The second law and next in importance is effort vs. result.  The way this law is identified is the relationship of the range of the bar to its volume and time to some extent.  The rise or fall in price should be in harmony with the effort (i.e. volume).  For example, say a stock is able to go up 3 points with 1,000,000 shares of volume on day one, we should be able to conclude that it took 1,0000,000 shares of effort to give us a 3 point upside result.  Say on the next day, the stock rises 1 point with 2,000,000 shares of volume, we should be able to conclude that now it is taking more effort(2,000,000 shares vs. 1,000,000 shares) to move the stock less(1 point vs. 3 points).  This action is giving you a clue that supply is starting to overcome demand and the stock price might be getting ready to pullback very soon.  If on the third day, the stock is unchanged with 5,000,000 shares of volume.  With so much effort (5,000,000 shares), we should have concluded that the stock should move a great deal but it doesn't.  This action is giving you a red flag that the move is possibly over.  What about if a stock goes up 5 points with only 200,000 shares of volume?  We can conclude that with such a big price move with so little effort, the supply has probably dried up.  Otherwise, how else could a stock move up so much without demand unless supply is totally absent.  The same law, along with supply and demand, is also applied to time.  If a stock goes up 10 points in 2 days, then it falls 5 points in the next 4 days, then this action is telling you that it only takes 2 days of upside effort to achieve a 10 point result then 4 days of downside effort to achieve a 4 point pullback.  We can conclude that this action is bullish.
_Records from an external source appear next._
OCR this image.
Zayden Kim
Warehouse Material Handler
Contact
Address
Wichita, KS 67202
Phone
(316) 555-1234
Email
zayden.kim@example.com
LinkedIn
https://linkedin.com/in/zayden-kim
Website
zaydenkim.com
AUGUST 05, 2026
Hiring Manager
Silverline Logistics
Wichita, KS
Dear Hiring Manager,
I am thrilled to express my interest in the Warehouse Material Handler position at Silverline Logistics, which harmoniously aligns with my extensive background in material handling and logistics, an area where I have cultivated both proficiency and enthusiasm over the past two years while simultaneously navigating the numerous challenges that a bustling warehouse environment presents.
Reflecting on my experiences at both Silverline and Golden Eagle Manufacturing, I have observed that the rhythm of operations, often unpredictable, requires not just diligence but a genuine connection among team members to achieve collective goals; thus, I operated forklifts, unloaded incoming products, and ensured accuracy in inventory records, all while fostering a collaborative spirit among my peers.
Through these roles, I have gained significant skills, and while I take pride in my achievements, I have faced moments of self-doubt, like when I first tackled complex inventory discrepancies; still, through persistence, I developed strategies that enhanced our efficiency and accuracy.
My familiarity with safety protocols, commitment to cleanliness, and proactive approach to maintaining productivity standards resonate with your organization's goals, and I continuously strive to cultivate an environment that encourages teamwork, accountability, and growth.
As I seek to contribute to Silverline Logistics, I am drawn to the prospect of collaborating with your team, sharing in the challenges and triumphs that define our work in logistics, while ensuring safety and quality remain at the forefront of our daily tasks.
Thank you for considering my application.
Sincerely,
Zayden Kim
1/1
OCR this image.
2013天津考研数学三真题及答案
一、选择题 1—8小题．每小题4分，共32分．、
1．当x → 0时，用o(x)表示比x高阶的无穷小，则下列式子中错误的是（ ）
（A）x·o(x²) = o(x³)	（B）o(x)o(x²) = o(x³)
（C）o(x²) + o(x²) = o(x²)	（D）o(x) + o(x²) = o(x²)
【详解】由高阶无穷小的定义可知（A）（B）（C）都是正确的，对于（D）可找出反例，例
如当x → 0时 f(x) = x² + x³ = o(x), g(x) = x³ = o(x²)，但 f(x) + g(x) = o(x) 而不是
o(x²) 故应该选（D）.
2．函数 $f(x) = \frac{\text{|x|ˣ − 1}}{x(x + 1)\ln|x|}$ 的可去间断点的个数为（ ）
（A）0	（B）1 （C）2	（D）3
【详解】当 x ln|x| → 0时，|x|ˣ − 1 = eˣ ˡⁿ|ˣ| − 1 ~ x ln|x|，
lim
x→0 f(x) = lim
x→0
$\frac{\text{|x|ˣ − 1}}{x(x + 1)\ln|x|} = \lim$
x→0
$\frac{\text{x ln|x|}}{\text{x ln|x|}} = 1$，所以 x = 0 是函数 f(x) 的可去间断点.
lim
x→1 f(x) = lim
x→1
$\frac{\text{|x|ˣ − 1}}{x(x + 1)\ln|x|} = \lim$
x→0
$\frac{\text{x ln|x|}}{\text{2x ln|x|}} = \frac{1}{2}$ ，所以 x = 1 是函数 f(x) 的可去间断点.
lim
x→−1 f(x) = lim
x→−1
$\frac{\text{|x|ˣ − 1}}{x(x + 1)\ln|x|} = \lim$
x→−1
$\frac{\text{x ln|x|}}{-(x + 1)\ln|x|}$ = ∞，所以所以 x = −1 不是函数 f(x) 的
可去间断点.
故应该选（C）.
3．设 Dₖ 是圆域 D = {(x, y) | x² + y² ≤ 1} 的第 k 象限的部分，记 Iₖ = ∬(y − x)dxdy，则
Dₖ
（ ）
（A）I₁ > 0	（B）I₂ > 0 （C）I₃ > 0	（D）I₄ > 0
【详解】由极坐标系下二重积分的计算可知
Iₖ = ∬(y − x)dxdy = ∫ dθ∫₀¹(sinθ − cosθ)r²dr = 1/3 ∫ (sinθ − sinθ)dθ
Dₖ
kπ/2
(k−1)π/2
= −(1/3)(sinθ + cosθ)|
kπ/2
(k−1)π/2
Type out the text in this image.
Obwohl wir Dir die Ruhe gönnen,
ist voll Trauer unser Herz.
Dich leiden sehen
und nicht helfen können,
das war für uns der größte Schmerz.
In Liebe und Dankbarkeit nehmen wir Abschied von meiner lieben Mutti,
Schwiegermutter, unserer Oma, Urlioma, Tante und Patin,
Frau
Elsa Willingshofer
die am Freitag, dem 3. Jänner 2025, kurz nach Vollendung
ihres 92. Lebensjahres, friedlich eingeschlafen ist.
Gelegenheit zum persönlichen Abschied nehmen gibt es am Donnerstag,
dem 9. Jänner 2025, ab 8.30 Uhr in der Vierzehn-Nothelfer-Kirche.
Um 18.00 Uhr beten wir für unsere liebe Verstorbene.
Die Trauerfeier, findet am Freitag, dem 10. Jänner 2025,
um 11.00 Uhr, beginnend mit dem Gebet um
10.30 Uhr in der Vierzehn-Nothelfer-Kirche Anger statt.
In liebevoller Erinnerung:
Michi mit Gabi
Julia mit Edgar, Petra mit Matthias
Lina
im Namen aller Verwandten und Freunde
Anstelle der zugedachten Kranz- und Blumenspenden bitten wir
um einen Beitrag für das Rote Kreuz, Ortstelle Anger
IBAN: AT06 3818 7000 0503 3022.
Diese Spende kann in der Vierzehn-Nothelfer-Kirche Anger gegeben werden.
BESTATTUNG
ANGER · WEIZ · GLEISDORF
In the past few days the volume of ICE is dried up but price is still inching up. The demand of it is still
very strong.




The third law is cause and effect.  This law is identified by the width of the trading range.  The longer the trading range (i.e. the cause) is, the bigger the effect (i.e. the markup or markdown phase). 


Goog has been in the trading range for more than 4 months and the effect is really big.